Through the cluster dynamism, we also attempt to compare the first and the second wave up to their respective peak values. Here we find the difference between the ranks of a particular state in the first wave and the second wave. Formally, we have the ranks for n time windows of a state in the first wave and the corresponding n time windows of the same state in the second wave. Since the first wave is far stretched than the second wave, the window size of the first wave is set of two weeks whereas the window size of the second wave is set to a single week for clustering.

Therefore we get 9 time windows of the first wave from 22nd May, 2020 to 17th September 2020 (18 weeks). For the second wave, the time window ranges from 4th March, 2021 to 6th May, 2021 (9 weeks).

From Fig. 27, we can observe that Chhattisgarh, a state in central India, and Kerala in southern India have a high positive value for each of the time windows which suggests that they have performed very well during the initial days of the first wave compared to the second wave.

Fig. 27

Heatmap showing the comparison between the first and the second wave

In Table 3, we present the summary through the rankings of a few states in April 2021 for all the discussed indicators.

Table 3 Rankings of a few states in April 2021 for all the discussed indicators

Conclusion and Future Work

We now summarize the results and key findings of the paper as follows:

1. 1.

   We applied suitable techniques to cluster over 700 time-series of case rate across districts and states of India in a coherent manner and identified four prominent shape patterns that emerged during a period of more than 300 days. Thus, we gained additional insights for states such as Uttar Pradesh as compared to the previous work [25] where the study was on a shorter duration and data was not normalized.

2. 2.

   Our novel cluster similarity (edge-weight) metric and the application of cluster correspondence using maximum edge-weighted matching was very effective in mapping between similar clusters of case rates of states and districts.
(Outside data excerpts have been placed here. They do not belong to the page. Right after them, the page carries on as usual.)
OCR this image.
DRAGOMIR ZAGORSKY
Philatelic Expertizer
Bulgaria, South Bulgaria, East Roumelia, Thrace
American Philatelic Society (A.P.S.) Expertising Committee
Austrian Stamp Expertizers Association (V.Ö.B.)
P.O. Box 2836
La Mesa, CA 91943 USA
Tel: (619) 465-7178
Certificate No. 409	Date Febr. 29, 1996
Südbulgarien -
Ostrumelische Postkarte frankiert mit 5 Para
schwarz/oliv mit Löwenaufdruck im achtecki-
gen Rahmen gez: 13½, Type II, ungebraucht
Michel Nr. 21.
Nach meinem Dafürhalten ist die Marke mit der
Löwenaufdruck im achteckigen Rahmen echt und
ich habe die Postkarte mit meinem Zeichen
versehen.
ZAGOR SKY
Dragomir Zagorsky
We were able to produce informative hierarchical cartographic visualization and mine states and districts with relatively high case rate intensities.

3. 3.

   We also established a useful correspondence between clusters of case rate and mortality rate at the state level and identified that some of the states like Kerala did well in reducing the mortality risks, whereas Sikkim is the only state which had relatively higher mortality risks than expected.

Most of the countries including India have opted to roll out the vaccination program in a phased manner based on decreasing order of the age-group of its citizens. This approach is based on studies [26] that suggest age and co-morbidities are the major factors of mortality risks associated with COVID-19. On top of this, a strategic vaccination drive can be planned based on the results of this paper. For this purpose, the mortality rate clustering can be taken as the reference since the primary objective of the vaccination drive is to mitigate the number of fatalities. In particular, the hotspot regions might be allocated relatively higher proportions of available vaccines at disposal. This strategy can be made adaptive as and when the clusters transform with time. Moreover, our techniques could be applied to other metrics like positivity rate (ratio of positive cases over total number of tests conducted), R₀-factor(number of people that one infected person is likely to spread the infection to) and percentage of critical cases. As a part of this ongoing effort, we plan to create a dashboard to monitor the various clusters, perform correspondence and dynamic change analysis.